Ad esempio, la partecipazione dei cristalli di leucina incide nella creazione e nell’accrescimento dei granuli presenti nel formaggio Gouda e nel Parmigiano Reggiano oppure si evidenzia l’importanza dei cristalli di superfice nell’ammorbidire alcune parti dei formaggi di tipo stagionato a superfice molle. Di conseguenza, la funzione di questi cristalli può essere molto varia, così come molteplici possono essere gli effetti determinati sulle forme dei vari prodotti, sia all’interno di esse che in superfice appunto.
Alcune considerazioni
La presenza di queste formazioni cristalline, pertanto, non deve essere considerata negativa da parte dei singoli consumatori, in quanto ciascun prodotto caseario potrebbe produrle e, anzi, potrebbe essere elemento caratteristico di quest’ultimo. In commercio, vi sono tante varietà di formaggi e che possono quindi presentare tali cristalli, conseguenza spesso degli effetti della stagionatura e del processo di modificazione ed evoluzione del prodotto. Una prova, come abbiamo detto, se ne può trovare nel Parmigiano e nella Grana.

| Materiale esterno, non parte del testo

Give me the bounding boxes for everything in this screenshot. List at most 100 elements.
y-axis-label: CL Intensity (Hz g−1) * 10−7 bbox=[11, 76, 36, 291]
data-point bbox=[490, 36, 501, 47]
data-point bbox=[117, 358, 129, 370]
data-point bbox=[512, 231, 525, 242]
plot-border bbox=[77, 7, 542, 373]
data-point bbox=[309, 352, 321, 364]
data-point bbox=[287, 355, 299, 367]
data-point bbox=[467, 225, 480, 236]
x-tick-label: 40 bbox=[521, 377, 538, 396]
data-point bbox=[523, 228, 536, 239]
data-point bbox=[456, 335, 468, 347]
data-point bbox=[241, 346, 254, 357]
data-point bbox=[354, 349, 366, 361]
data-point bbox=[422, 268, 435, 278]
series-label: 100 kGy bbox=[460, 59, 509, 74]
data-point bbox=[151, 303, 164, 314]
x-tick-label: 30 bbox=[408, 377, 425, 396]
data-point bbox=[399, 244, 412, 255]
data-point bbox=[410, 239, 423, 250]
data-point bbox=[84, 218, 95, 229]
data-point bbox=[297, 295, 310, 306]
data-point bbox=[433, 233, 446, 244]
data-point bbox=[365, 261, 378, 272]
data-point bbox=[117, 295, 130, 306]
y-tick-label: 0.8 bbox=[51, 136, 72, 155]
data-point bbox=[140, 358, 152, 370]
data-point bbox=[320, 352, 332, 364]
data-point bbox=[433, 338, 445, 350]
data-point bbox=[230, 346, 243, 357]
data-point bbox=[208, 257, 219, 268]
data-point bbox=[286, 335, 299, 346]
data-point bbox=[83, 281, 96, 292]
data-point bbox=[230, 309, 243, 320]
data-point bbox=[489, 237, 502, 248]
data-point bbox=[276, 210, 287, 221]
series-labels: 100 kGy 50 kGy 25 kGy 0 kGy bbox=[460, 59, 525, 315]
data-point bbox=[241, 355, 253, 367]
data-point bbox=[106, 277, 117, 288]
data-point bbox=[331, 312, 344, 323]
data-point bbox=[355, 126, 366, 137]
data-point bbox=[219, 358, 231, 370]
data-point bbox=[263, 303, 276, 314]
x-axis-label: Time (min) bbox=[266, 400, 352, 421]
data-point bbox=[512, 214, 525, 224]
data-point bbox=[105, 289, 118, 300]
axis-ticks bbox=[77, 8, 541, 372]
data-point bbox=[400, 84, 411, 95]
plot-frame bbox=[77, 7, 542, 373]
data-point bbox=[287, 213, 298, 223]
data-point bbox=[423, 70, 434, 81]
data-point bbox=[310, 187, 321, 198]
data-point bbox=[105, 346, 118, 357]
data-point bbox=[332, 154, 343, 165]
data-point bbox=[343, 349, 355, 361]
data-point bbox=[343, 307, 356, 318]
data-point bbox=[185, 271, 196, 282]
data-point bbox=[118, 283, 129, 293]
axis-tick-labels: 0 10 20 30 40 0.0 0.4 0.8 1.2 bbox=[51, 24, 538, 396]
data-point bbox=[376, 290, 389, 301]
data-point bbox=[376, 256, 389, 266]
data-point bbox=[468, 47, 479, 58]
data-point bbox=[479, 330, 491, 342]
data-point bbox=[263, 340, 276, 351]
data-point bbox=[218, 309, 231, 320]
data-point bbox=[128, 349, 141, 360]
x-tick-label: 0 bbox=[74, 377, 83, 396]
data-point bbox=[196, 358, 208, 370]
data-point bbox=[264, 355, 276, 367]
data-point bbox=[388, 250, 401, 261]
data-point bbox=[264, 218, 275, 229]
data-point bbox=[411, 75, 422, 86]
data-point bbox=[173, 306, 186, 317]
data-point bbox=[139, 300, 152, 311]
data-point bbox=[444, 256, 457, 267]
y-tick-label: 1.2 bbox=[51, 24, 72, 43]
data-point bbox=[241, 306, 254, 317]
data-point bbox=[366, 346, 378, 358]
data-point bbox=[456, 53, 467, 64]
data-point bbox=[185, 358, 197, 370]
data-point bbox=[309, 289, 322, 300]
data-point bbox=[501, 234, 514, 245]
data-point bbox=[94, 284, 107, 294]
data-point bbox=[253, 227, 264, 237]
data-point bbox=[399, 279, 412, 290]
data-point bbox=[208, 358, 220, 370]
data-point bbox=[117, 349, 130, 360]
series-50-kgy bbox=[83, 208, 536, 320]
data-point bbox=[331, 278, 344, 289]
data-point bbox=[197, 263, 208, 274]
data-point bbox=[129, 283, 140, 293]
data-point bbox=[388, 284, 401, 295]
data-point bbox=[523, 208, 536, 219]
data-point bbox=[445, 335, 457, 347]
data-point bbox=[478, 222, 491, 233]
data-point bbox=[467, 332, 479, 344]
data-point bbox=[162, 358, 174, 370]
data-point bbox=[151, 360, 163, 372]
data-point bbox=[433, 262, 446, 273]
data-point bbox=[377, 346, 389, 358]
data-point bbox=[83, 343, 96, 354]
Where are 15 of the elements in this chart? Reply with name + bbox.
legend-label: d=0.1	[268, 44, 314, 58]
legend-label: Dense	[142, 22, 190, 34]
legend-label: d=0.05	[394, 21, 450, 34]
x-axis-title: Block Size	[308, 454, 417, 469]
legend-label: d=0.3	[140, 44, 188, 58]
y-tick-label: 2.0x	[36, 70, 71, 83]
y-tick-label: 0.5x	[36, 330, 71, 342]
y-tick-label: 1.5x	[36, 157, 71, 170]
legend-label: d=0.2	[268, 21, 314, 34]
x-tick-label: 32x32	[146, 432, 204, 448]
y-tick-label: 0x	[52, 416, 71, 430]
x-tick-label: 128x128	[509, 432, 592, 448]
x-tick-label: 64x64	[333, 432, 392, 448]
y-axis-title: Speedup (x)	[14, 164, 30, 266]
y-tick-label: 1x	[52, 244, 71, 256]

Due prodotti la cui qualità e bontà sono considerevoli e che vengono realizzati con tecniche e procedure antiche, ma sotto un attento controllo che ne certifica sempre l’ottimale stagionatura e l’assenza di elementi potenzialmente dannosi per il singolo prodotto e soprattutto per coloro che lo degustano. Perciò la presenza di questi cristalli non fa che “certificare” la qualità di tali produzioni.